An essay outlining Kauffman’s Reinventing the Sacred thesis is contained in a new series of 13 essays by distinguished thinkers on the topic “Does science make belief in God obsolete?” currently published on the John Templeton Foundation website at: http://templeton. org/belief/. The preface and first chapter of the book are currently published as an essay titled “Breaking the Galilean Spell” on Edge.org at: http://www.edge. org/3rd_culture/ kauffman08/ kauffman08_ index.html
An essay by Kauffman titled “Reinventing the Sacred” is also scheduled to be published in the May 10 issue of New Scientist magazine.

Source: University of Calgary
http://www.physorg. com/news12833811 7.html

Comment:
The physicists should pick up a psychology text book and read up on the subject they so freely and uninformedly comment on.

All cultures have invented some kind of God. But the invented Gods, spirits and other non-physical entities are sufficiently diverse to conclude that there is no objective, physical or tangible root to them. The root is entirely psychological - an anomaly of the human cognitive system.

I am currently reading Frazer’s ‘The Golden Bough’. I have read other books on ancient myths, legends and practices. It seems clear that humans started to project backward in time to the cause of effects seen in the present. For instance, if a twig is broken in certain way a human can deduce that it was cause by a particular animal of a particular weight walking in a particular way, in a particular direction and at some particular time. Some other species have an innate ability to make some specific deductions, but humans were achieving this by thinking.

But this brilliant system of conscious contemplation has a flaw. If I feel a pinching feeling on my abdomen I might conclude that someone is pinching an effigy of me. Indeed, if anything unanticipated, unusual or unwilled occurs I may backward project to some cause or other.

And this is exactly the nature of all the early myths and practices. Going on a hunting trip a wife may have to walk carefully as if she trips her husband may also trip. She is restricted in all kinds of ways as the belief is that doing the wrong thing effects the husband. The husband, on the other hand, if he stumbles during hunting may beet his wife upon return because she obviously wasn’t careful enough and caused him to trip.

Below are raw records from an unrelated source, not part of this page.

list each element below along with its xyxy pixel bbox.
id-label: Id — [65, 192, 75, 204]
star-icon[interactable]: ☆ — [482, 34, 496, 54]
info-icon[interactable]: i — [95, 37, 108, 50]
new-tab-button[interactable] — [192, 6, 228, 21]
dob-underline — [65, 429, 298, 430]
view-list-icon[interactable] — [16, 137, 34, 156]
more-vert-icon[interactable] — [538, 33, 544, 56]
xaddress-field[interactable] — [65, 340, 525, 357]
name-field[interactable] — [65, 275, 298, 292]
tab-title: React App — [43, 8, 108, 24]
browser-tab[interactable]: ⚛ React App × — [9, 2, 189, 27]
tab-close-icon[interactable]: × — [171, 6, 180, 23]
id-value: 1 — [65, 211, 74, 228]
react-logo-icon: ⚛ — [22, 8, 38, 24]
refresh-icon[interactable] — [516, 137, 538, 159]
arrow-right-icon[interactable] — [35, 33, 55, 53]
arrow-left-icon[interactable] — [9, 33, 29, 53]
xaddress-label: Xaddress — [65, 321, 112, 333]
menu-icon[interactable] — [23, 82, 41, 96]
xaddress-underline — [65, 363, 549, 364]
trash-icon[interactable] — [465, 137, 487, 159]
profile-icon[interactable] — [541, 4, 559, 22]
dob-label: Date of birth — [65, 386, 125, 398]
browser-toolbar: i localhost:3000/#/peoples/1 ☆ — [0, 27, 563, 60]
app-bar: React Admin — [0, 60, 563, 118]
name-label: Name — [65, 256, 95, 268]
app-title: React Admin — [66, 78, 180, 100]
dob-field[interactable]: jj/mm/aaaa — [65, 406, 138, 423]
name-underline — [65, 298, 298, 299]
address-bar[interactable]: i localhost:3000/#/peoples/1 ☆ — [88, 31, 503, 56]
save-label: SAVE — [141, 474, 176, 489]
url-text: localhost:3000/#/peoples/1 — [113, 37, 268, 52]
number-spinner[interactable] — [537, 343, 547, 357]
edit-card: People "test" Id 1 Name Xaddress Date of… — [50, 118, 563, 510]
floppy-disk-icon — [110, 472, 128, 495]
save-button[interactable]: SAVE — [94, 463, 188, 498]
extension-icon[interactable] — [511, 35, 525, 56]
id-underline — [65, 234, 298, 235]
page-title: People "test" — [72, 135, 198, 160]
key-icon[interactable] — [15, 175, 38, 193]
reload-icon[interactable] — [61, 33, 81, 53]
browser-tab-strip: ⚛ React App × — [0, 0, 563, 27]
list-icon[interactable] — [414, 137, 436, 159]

One can see how things have built up: backward projection of causation leads to a belief that certain unrelated events must have caused current conditions. Prevention can the implemented by preventing the causative agent. Then there are rituals and practices. Then using forward causation we assume that some agent must go between to the two remote events. And so it goes on, building up as I have briefly outlined.

So, what is left at the end of all this? If we deconstruct a belief in God we are left with nothing. If there is something more, then the beliefs of ancient Arabs who shunned central government, taxation, sewage and running water (introduced by the Romans and shunned by the emerging Christians) is certainly not the way to go. We are horrified by the practices of fundamentalist Muslims and Islamic Law, but they are faithfully reproducing the conditions of some seven centuries after and substantially more civilised society than the crude people from which Christianity emerged.

One thing Christians hate to be told (thus I tell them again) is that Jesus only ever ate kosher food - many meals (feasts) are described in the bible and they are all kosher - Jesus was a faithful Jewish boy and never shunned his religion (only the corrupt leaders who had embraced the modern practices of the Romans, like toilets).